Massachusetts High Court Allows Possession of Hypodermic Needles From Needle-Exchange Programs
The Massachusetts Supreme Judicial Court last week unanimously ruled that state residents who receive hypodermic needles through one of the state's four needle-exchange programs may not be arrested for possession of the needles in communities without such programs, the Boston Globe reports. The case involved Maria Landry, a member of a needle-exchange program in Cambridge, Mass., who was arrested last year for possession of illegal drug paraphernalia in Lynn, Mass., which does not have a needle-exchange program (Burge, Boston Globe, 12/7). Under Massachusetts law, state residents, except for certain health professionals, cannot possess hypodermic needles without a prescription. However, the Massachusetts Legislature in 1993 amended the law to allow state participants in pilot needle-exchange programs in Boston, Cambridge, Northampton and Provincetown to possess hypodermic needles (O'Neill, Associated Press, 12/7). In the case, attorneys for the state argued that the amendment only allows needle-exchange program participants to possess hypodermic needles in the communities that operate the programs. The court, however, ruled that a "participant in an approved needle-exchange program may legally possess throughout the commonwealth hypodermic needles obtained from a program" (Nangle, Worcester Telegram & Gazette, 12/7). In the decision, Justice Judith Cowin wrote, "An interpretation of (state law) that discourages program participation by effectively limiting where a participant may legally possess needles would certainly hinder, and might well defeat, the department's attempts to deal with the problem." Sarah Wunsch, an attorney for the American Civil Liberties Union of Massachusetts who represented Landry, said that the court "understood the public health values that were at stake here. Fortunately, these programs can continue to operate." James Lamanna, an attorney for the state, said that the decision "disappointed" local officials, who may lobby state lawmakers to "restrict" the needle-exchange programs (Boston Globe, 12/7). Last week, Boston Mayor Thomas Menino (D) announced plans to file a bill in the state Legislature that would allow the city's pharmacies to sell hypodermic needles without a prescription (Kaiser Daily HIV/AIDS Report, 12/4).
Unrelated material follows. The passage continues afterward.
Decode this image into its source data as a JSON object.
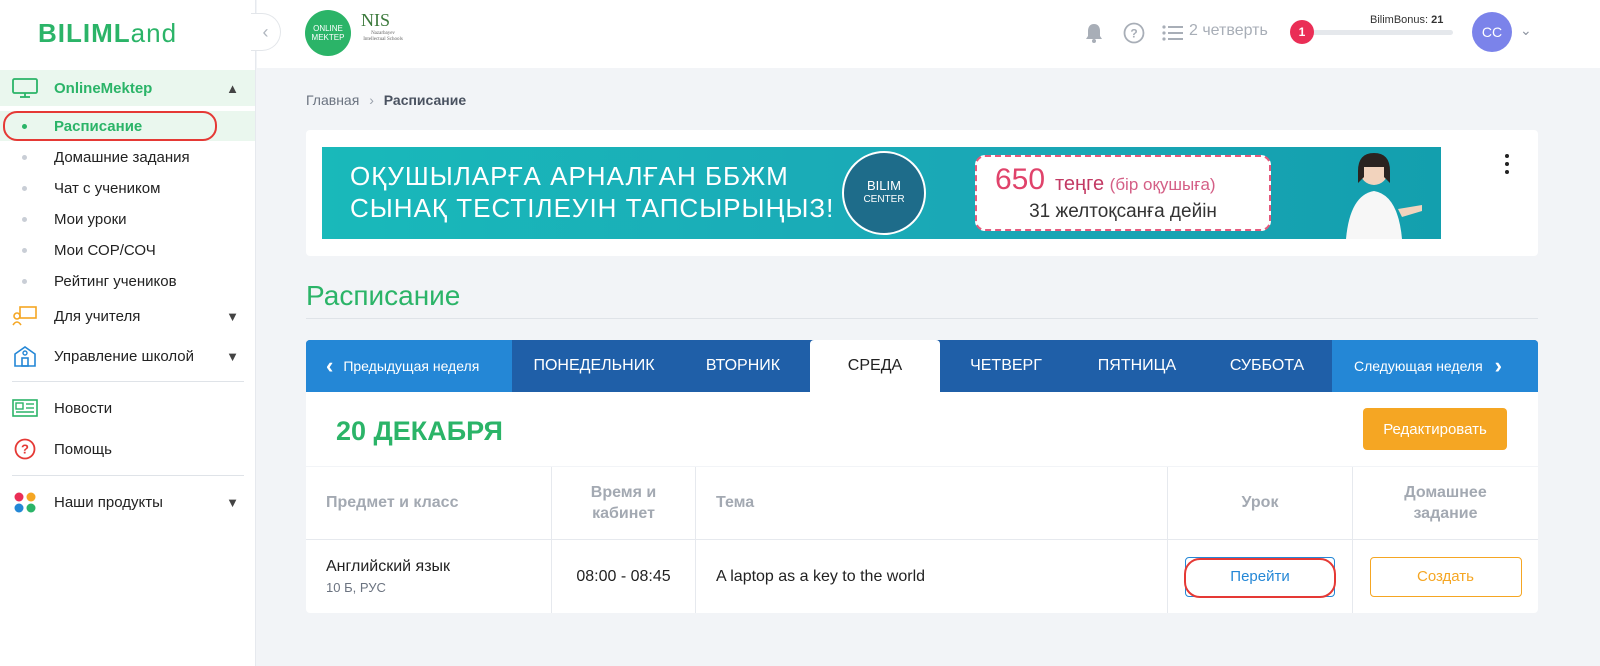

More Needle-Exchange Programs Needed, Editorial Says
The court's ruling marks a "significant victory" in efforts to prevent the spread of blood-borne diseases such as HIV/AIDS and hepatitis C, but state legislators also should pass a law that would allow the state Department of Public Health to establish needle-exchange programs "where needed," a Boston Globe editorial states. The state law that established the needle-exchange programs authorized the programs in 10 communities statewide, but the law said that local officials could veto the programs; only four of the 10 communities decided to establish needle-exchange programs, the editorial states. According to the editorial, the argument from some local officials that needle-exchange programs promote illicit drug use "has never been proven." The editorial concludes that the court decision will allow the state's four needle-exchange programs to "continue extending this lifeline to drug users. But the state should be doing much more to prevent these devastating diseases" (Boston Globe, 12/8).